Well something else shocked me that day. Like I said I don’t regret my words that needed to be said in our community with more frequency. I was shocked that I chose to swear… instead of taking action. Funny how getting swept up in emotions will side track you from showing up in the community. I could have swiped a pic of the license plate. I could have approached the man to give him the picture and asked him if he was alright. Instead I has chosen to allow my anger to win. That surprised me personally. Knowing I could do better and in that moment I did not. Shocking because I thought I had the freedom to choose in swearing.
What I know this means is there is a part of me who is still angry. An anger that is triggered when I smell injustices of all shapes and sizes. It clouds the tone of my words and how I deliver the message of the hour. An anger that showed up in my writing in the handwriting of what appeared to be a crazy woman. Initially I did not recognize this woman, but my awareness of this anger made me realize things in my life were not right. It infused everything including my writing, blogging, and additional endeavors. I had to put the frustrations of these pieces to the side and deal with the matter head on. I eventually fought through the darkness by swearing my way back into the light. Which maybe is why I am having a hard time letting go of swearing. It was a helpful tool, if not essential. It helped me to connect to my most primal of feelings and acknowledge them for what they were.
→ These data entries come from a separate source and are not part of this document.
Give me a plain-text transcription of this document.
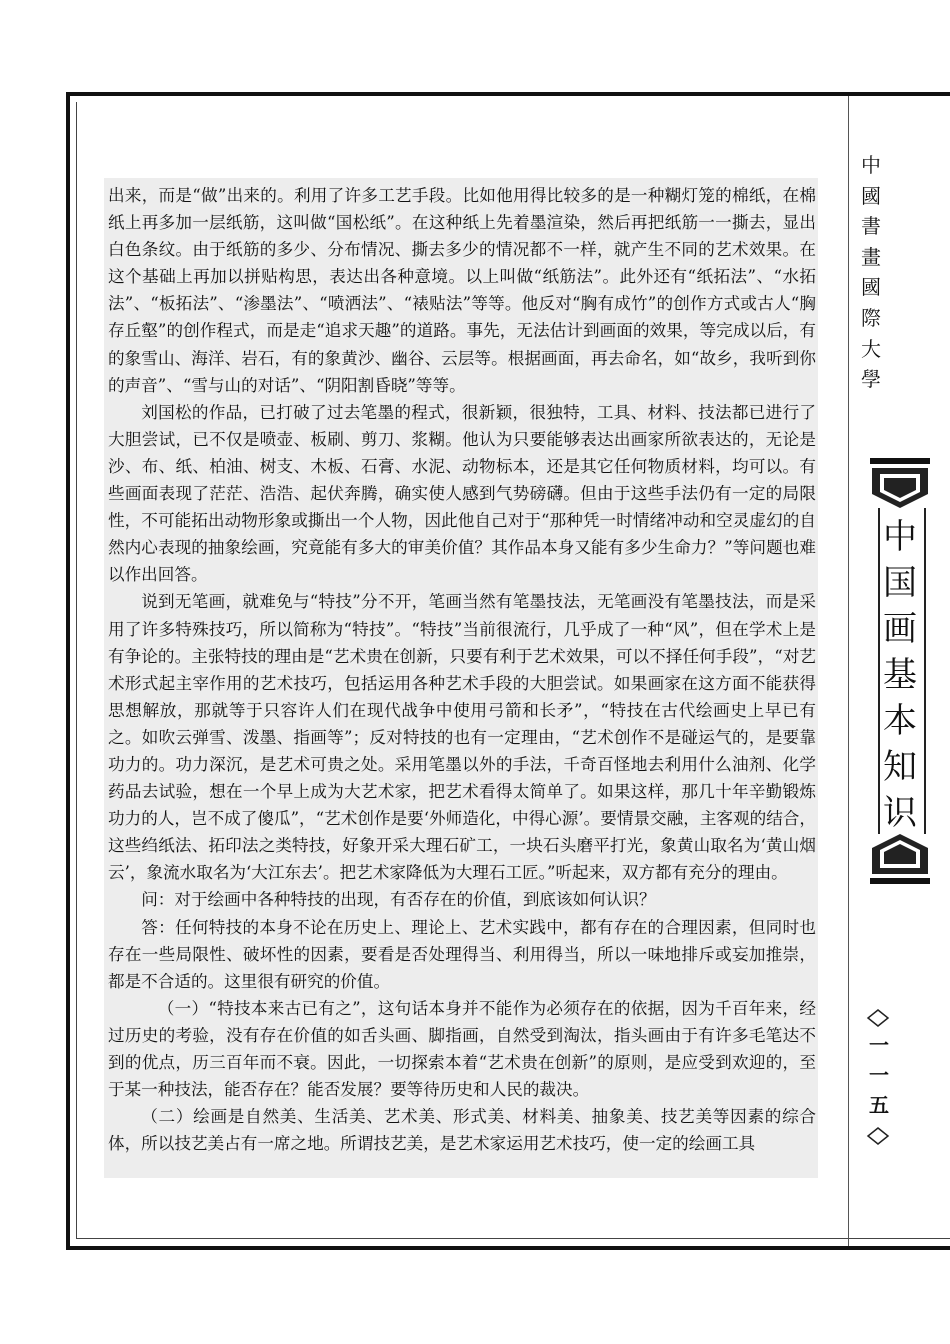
出来，而是“做”出来的。利用了许多工艺手段。比如他用得比较多的是一种糊灯笼的棉纸，在棉纸上再多加一层纸筋，这叫做“国松纸”。在这种纸上先着墨渲染，然后再把纸筋一一撕去，显出白色条纹。由于纸筋的多少、分布情况、撕去多少的情况都不一样，就产生不同的艺术效果。在这个基础上再加以拼贴构思，表达出各种意境。以上叫做“纸筋法”。此外还有“纸拓法”、“水拓法”、“板拓法”、“渗墨法”、“喷洒法”、“裱贴法”等等。他反对“胸有成竹”的创作方式或古人“胸存丘壑”的创作程式，而是走“追求天趣”的道路。事先，无法估计到画面的效果，等完成以后，有的象雪山、海洋、岩石，有的象黄沙、幽谷、云层等。根据画面，再去命名，如“故乡，我听到你的声音”、“雪与山的对话”、“阴阳割昏晓”等等。

刘国松的作品，已打破了过去笔墨的程式，很新颖，很独特，工具、材料、技法都已进行了大胆尝试，已不仅是喷壶、板刷、剪刀、浆糊。他认为只要能够表达出画家所欲表达的，无论是沙、布、纸、柏油、树支、木板、石膏、水泥、动物标本，还是其它任何物质材料，均可以。有些画面表现了茫茫、浩浩、起伏奔腾，确实使人感到气势磅礴。但由于这些手法仍有一定的局限性，不可能拓出动物形象或撕出一个人物，因此他自己对于“那种凭一时情绪冲动和空灵虚幻的自然内心表现的抽象绘画，究竟能有多大的审美价值？其作品本身又能有多少生命力？”等问题也难以作出回答。

说到无笔画，就难免与“特技”分不开，笔画当然有笔墨技法，无笔画没有笔墨技法，而是采用了许多特殊技巧，所以简称为“特技”。“特技”当前很流行，几乎成了一种“风”，但在学术上是有争论的。主张特技的理由是“艺术贵在创新，只要有利于艺术效果，可以不择任何手段”，“对艺术形式起主宰作用的艺术技巧，包括运用各种艺术手段的大胆尝试。如果画家在这方面不能获得思想解放，那就等于只容许人们在现代战争中使用弓箭和长矛”，“特技在古代绘画史上早已有之。如吹云弹雪、泼墨、指画等”；反对特技的也有一定理由，“艺术创作不是碰运气的，是要靠功力的。功力深沉，是艺术可贵之处。采用笔墨以外的手法，千奇百怪地去利用什么油剂、化学药品去试验，想在一个早上成为大艺术家，把艺术看得太简单了。如果这样，那几十年辛勤锻炼功力的人，岂不成了傻瓜”，“艺术创作是要‘外师造化，中得心源’。要情景交融，主客观的结合，这些绉纸法、拓印法之类特技，好象开采大理石矿工，一块石头磨平打光，象黄山取名为‘黄山烟云’，象流水取名为‘大江东去’。把艺术家降低为大理石工匠。”听起来，双方都有充分的理由。

问：对于绘画中各种特技的出现，有否存在的价值，到底该如何认识？

答：任何特技的本身不论在历史上、理论上、艺术实践中，都有存在的合理因素，但同时也存在一些局限性、破坏性的因素，要看是否处理得当、利用得当，所以一味地排斥或妄加推崇，都是不合适的。这里很有研究的价值。

（一）“特技本来古已有之”，这句话本身并不能作为必须存在的依据，因为千百年来，经过历史的考验，没有存在价值的如舌头画、脚指画，自然受到淘汰，指头画由于有许多毛笔达不到的优点，历三百年而不衰。因此，一切探索本着“艺术贵在创新”的原则，是应受到欢迎的，至于某一种技法，能否存在？能否发展？要等待历史和人民的裁决。

（二）绘画是自然美、生活美、艺术美、形式美、材料美、抽象美、技艺美等因素的综合体，所以技艺美占有一席之地。所谓技艺美，是艺术家运用艺术技巧，使一定的绘画工具

中
國
書
畫
國
際
大
學
中
国
画
基
本
知
识
一
一
五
Swearing was good for my soul.
Now that I don’t need to swear as much, I wonder why I’m still enjoying it. Why I’m still relying on it to express my self. As delicious and joyful as the words are to release, I wonder if that is not the right tool for me anymore. My New Years Resolution was to quit swearing, but maybe instead of focusing on “quitting” as the answer is to find a core connection in other more wholesome ways.
At the corner of life and death yesterday, I realized swearing was a short cut I may no longer need.